Qualcomm (NDAQ:QCOM) raised its forecast for fiscal Q2 earnings and revenue, citing stronger-than-expected worldwide demand for products based on its CDMA mobile phone technology. Shares rose 3% on the news, which followed an update from bigger rival Texas Instruments the night before. TI narrowed its forecast range for the quarter but kept the midpoint steady. Wireless chip and technology license supplier Qualcomm forecast quarterly earnings of $0.48 to $0.49 a shar, compared with its previous estimate of $0.42 to $0.44 a share. It raised its revenue outlook for the quarter ending April 1 to $2.1 billion to $2.2 billion, up from its previous estimate of $2 billion to $2.1 billion.

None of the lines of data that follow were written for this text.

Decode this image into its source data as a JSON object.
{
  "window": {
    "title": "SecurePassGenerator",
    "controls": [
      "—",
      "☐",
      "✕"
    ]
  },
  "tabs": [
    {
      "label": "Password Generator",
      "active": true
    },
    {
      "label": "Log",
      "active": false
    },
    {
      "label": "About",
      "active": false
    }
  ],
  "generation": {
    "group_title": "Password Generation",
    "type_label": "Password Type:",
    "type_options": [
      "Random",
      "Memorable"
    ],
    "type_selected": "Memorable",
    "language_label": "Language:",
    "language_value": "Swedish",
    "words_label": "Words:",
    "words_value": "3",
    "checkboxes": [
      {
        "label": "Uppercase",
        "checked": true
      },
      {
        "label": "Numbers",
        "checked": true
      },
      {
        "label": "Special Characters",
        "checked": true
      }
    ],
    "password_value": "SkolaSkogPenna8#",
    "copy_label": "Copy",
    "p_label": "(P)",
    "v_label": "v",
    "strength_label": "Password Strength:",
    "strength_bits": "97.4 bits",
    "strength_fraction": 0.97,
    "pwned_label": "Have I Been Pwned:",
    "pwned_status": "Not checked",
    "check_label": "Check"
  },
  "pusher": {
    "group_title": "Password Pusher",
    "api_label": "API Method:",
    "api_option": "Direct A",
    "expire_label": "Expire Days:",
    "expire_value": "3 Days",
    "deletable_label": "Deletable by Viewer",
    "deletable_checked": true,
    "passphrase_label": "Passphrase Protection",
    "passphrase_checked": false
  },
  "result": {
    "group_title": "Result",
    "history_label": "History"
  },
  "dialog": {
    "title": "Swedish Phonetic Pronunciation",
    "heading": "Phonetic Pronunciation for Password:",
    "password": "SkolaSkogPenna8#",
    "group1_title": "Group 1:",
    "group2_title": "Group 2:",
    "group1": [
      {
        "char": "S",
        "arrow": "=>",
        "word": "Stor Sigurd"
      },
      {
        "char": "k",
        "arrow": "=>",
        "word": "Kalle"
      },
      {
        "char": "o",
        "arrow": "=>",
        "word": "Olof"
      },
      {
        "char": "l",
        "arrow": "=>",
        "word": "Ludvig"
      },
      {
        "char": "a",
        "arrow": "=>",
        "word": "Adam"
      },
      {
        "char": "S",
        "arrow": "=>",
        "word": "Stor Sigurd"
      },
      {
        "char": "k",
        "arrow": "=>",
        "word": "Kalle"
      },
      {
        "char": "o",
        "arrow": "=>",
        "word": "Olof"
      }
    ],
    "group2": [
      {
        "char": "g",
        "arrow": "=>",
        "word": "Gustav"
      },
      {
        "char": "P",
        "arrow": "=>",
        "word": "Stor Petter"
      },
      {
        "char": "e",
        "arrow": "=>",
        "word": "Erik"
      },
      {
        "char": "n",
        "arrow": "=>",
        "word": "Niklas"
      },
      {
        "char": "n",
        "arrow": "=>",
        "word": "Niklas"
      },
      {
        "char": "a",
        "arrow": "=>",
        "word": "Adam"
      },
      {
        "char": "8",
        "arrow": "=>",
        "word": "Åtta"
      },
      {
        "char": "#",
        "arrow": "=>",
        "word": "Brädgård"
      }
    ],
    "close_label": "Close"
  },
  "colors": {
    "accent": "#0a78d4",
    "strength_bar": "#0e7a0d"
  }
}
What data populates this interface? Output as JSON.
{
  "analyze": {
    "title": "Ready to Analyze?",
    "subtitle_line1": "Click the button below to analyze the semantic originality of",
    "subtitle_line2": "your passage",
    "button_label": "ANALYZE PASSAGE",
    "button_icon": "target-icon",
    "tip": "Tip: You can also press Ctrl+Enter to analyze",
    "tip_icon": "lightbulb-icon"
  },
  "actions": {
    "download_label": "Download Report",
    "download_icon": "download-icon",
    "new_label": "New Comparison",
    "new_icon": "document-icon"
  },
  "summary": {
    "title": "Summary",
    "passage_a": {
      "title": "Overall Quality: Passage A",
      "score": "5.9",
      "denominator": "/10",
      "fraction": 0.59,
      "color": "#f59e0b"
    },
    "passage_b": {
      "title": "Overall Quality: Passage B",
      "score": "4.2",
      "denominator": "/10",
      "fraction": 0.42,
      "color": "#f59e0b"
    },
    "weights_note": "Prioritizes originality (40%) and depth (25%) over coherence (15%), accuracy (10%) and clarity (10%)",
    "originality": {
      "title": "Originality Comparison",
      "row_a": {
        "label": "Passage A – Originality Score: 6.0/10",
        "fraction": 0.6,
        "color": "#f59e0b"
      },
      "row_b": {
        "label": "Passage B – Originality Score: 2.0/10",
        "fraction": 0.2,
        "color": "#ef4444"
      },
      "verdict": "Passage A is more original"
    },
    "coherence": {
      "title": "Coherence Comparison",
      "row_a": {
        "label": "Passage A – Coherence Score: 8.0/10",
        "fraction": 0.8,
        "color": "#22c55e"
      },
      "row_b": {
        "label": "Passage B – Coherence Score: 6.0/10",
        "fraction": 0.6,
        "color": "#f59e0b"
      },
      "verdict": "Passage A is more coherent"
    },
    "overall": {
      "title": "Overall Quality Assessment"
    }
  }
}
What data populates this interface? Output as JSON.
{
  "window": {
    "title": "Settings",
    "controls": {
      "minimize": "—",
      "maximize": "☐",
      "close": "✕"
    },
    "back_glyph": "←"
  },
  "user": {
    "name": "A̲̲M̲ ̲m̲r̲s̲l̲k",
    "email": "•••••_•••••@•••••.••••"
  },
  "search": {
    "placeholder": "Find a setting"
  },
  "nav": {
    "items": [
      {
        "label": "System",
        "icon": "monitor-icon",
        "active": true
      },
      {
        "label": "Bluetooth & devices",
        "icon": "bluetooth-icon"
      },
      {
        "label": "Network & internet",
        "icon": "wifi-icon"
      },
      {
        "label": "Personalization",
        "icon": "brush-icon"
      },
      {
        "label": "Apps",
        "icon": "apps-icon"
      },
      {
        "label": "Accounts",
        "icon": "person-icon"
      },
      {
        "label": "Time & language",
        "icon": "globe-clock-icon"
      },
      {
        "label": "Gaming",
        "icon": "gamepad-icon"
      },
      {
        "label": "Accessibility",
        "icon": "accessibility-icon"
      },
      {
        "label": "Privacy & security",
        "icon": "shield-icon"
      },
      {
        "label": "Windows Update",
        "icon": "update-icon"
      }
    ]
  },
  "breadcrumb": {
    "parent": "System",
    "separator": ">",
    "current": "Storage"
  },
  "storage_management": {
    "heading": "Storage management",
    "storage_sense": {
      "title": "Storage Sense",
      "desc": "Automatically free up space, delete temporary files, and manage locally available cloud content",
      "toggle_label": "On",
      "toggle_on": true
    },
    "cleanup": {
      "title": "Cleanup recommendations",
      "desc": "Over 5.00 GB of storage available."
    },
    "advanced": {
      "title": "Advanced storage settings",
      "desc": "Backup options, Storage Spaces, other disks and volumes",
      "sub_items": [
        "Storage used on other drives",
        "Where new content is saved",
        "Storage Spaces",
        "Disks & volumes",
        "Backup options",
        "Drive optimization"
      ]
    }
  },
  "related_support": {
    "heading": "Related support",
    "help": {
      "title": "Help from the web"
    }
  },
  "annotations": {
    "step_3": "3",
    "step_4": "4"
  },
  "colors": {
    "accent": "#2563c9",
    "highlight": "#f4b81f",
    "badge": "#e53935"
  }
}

Billionaire investor Carl Icahn said on Tuesday that he would launch a tender offer for home builder WCI Communities (NYSE:WCI) in which he has about a 14.6% stake, at $22 per share. He said he would ensure the assets are properly managed through the current housing industry downturn. Icahn has agitated for change at many companies and is currently also seeking board seats at Motorola and Temple-Inland. Shares of WCI soared nearly 15%.  

Real estate investment trust Spirit Finance (NYSE:SFC) said has accepted a takeover bid from a consortium led by Macquarie Bank for approximately $1.6 billion in cash, or $14.50 per share. The purchase price represents an 11% premium over Spirit's closing price of $13.05 on the NYSE Monday and a 15% premium over its 90-day average closing price. Including about $1.9 billion in assumed debt, the deal is valued at $3.5 billion. In addition, the consortium agreed to buy about 6.15 million shares of Spirit common stock at $12.99 each, or $79.9 million. Spirit will use proceeds from the private placement to fund real estate-related activities.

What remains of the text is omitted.